Il giardino delle artemisie giganti

Tempo di lettura: 6 minuti


Dei ricordi fanciulleschi che affollano la mia mente, mai come adesso tormentata da tanta nostalgia, uno più di tutti ha sempre stuzzicato la mia fantasia. Parlo di uno strano episodio mai del tutto risolto. Mi trovavo in vacanza in un pittoresco paesello sulle rive di un lago, di cui per mia riservatezza non farò il nome, cintato da montagne poderose con pendici aguzze come lance a grattar nuvole perennemente di passaggio. Le giornate ombrose e insolitamente fresche costringevano spesso me e mio cugino a rinunciare a giocare nelle acque fredde del lago, in alternativa non rimaneva che avventurarsi nei dintorni campestri oltre il caseggiato.
Stavamo con le nostre famiglie in una grande villa presa in affitto per tutto il mese d’agosto. Il proprietario era un vecchio insegnante di musica a riposo, tal Brunamonti, un tipo solitario ma cordiale, che ci aveva preso in simpatia e ci raccontava puntualmente storie curiose e bizzarre che spacciava per vere e sacrosante. Una di queste riguardava un bellissimo giardino dell’entroterra, a nemmeno mezzora di cammino da dove alloggiavamo. Bastava percorrere la via maestra del paese e, passata l’ultima casupola prima della campagna, prendere a sinistra un largo sentiero sterrato e circondato da rovi impenetrabili che saliva su una collinetta irta di cipressi. Una volta in cima, appariva una vecchia villa in stile liberty e un maestoso giardino con tanto di serre, camminamenti, aiuole, fontane e laghetti.
Ebbene, un pomeriggio plumbeo di fine agosto, ad appena due giorni dalla fine di quell’indimenticabile vacanza, decidemmo di raggiungere quel posto e vedere coi nostri occhi se ciò che ci aveva raccontato il nostro padrone di casa era vero oppure no.
A dire la verità il tragitto ci parve subito più impegnativo di quanto ci eravamo immaginati. Non eravamo ancora usciti dal paese che avevamo imboccato la strada sbagliata, e ci volle una buona mezzora solo per raggiungere il bivio ai piedi della collina. La salita poi si rivelò più ardua del previsto e, quando fummo giunti in cima, non c’era l’ombra di nessuna villa e tantomeno di un giardino. Fu mio cugino che, avendo intravisto la porzione di un tetto che spuntava tra gli alberi in lontananza, mi chiamò dicendomi che forse quel tetto apparteneva proprio alla villa che stavamo cercando. E fu così.
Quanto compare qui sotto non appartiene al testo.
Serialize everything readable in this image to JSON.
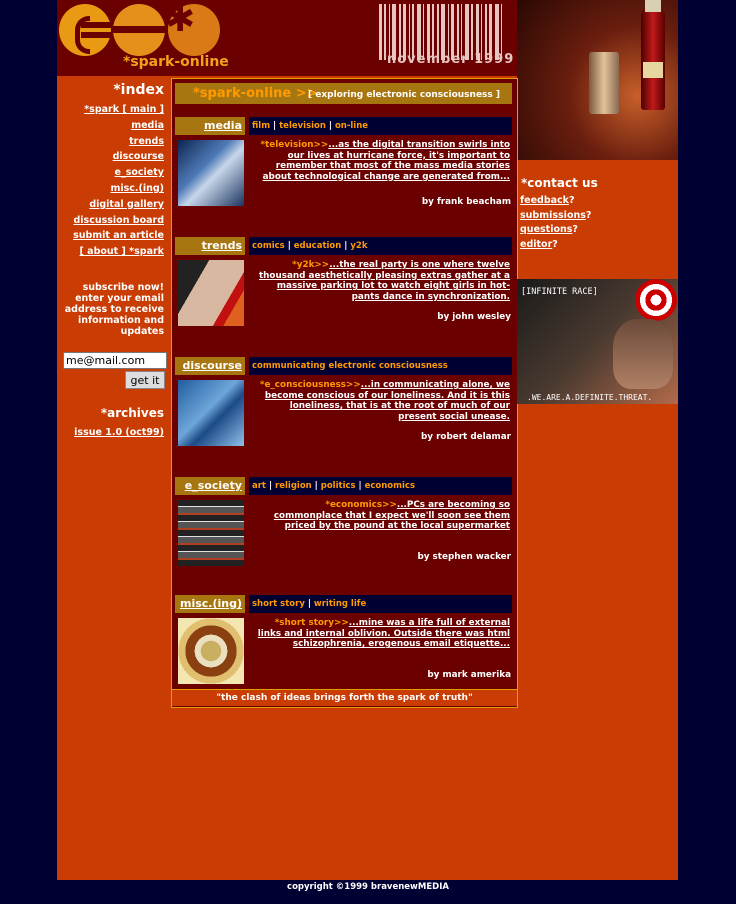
{
  "header": {
    "logo_text": "*spark-online",
    "month": "november 1999"
  },
  "sidebar": {
    "index_title": "*index",
    "links": [
      "*spark [ main ]",
      "media",
      "trends",
      "discourse",
      "e_society",
      "misc.(ing)",
      "digital gallery",
      "discussion board",
      "submit an article",
      "[ about ] *spark"
    ],
    "subscribe_lines": [
      "subscribe now!",
      "enter your email",
      "address to receive",
      "information and",
      "updates"
    ],
    "email_value": "me@mail.com",
    "button_label": "get it",
    "archives_title": "*archives",
    "archives_link": "issue 1.0 (oct99)"
  },
  "main": {
    "title_site": "*spark-online >>",
    "title_tag": "[ exploring electronic consciousness ]",
    "sections": [
      {
        "name": "media",
        "subcats": [
          "film",
          "television",
          "on-line"
        ],
        "keyword": "*television>>",
        "text": "...as the digital transition swirls into our lives at hurricane force, it's important to remember that most of the mass media stories about technological change are generated from...",
        "byline": "by frank beacham"
      },
      {
        "name": "trends",
        "subcats": [
          "comics",
          "education",
          "y2k"
        ],
        "keyword": "*y2k>>",
        "text": "...the real party is one where twelve thousand aesthetically pleasing extras gather at a massive parking lot to watch eight girls in hot-pants dance in synchronization.",
        "byline": "by john wesley"
      },
      {
        "name": "discourse",
        "subcats": [
          "communicating electronic consciousness"
        ],
        "keyword": "*e_consciousness>>",
        "text": "...in communicating alone, we become conscious of our loneliness. And it is this loneliness, that is at the root of much of our present social unease.",
        "byline": "by robert delamar"
      },
      {
        "name": "e_society",
        "subcats": [
          "art",
          "religion",
          "politics",
          "economics"
        ],
        "keyword": "*economics>>",
        "text": "...PCs are becoming so commonplace that I expect we'll soon see them priced by the pound at the local supermarket",
        "byline": "by stephen wacker"
      },
      {
        "name": "misc.(ing)",
        "subcats": [
          "short story",
          "writing life"
        ],
        "keyword": "*short story>>",
        "text": "...mine was a life full of external links and internal oblivion. Outside there was html schizophrenia, erogenous email etiquette...",
        "byline": "by mark amerika"
      }
    ],
    "quote": "\"the clash of ideas brings forth the spark of truth\""
  },
  "right": {
    "contact_title": "*contact us",
    "links": [
      "feedback",
      "submissions",
      "questions",
      "editor"
    ],
    "ad_top": "[INFINITE RACE]",
    "ad_bottom": ".WE.ARE.A.DEFINITE.THREAT."
  },
  "footer": "copyright ©1999 bravenewMEDIA",
  "colors": {
    "background": "#000033",
    "page": "#c93c04",
    "panel": "#6b0000",
    "accent": "#ff9a00",
    "gold": "#a87610"
  }
}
Per raggiungere la villa descritta da Brunamonti dovemmo attraversare un fitto boschetto di cipressi e, una volta arrivati, ci rendemmo conto che il suo racconto aveva trascurato diversi particolari che fin da subito ci fecero venir voglia di tornarcene a casa.
La villa c’era, ma quel tetto, avvistato da mio cugino tra le cime appuntite dei cipressi, altro non era che la cuspide del campanile di una pieve gotica che affiancava un piccolo cimitero diroccato le cui lapidi erano quasi sommerse dalla vegetazione. La villa, effettivamente liberty, era poco distante sulla destra, ai margini di una fitta boscaglia di cipressi e grossi abeti, la cui ombra oscurava qualsiasi cosa si celasse al suo interno. Tutte le costruzioni apparivano disabitate da chissà quanto tempo e delle spesse tavole di legno inchiodate agli ingressi stavano a testimoniarlo.
E il giardino? Anche quello c’era, e la cosa più incredibile viene adesso!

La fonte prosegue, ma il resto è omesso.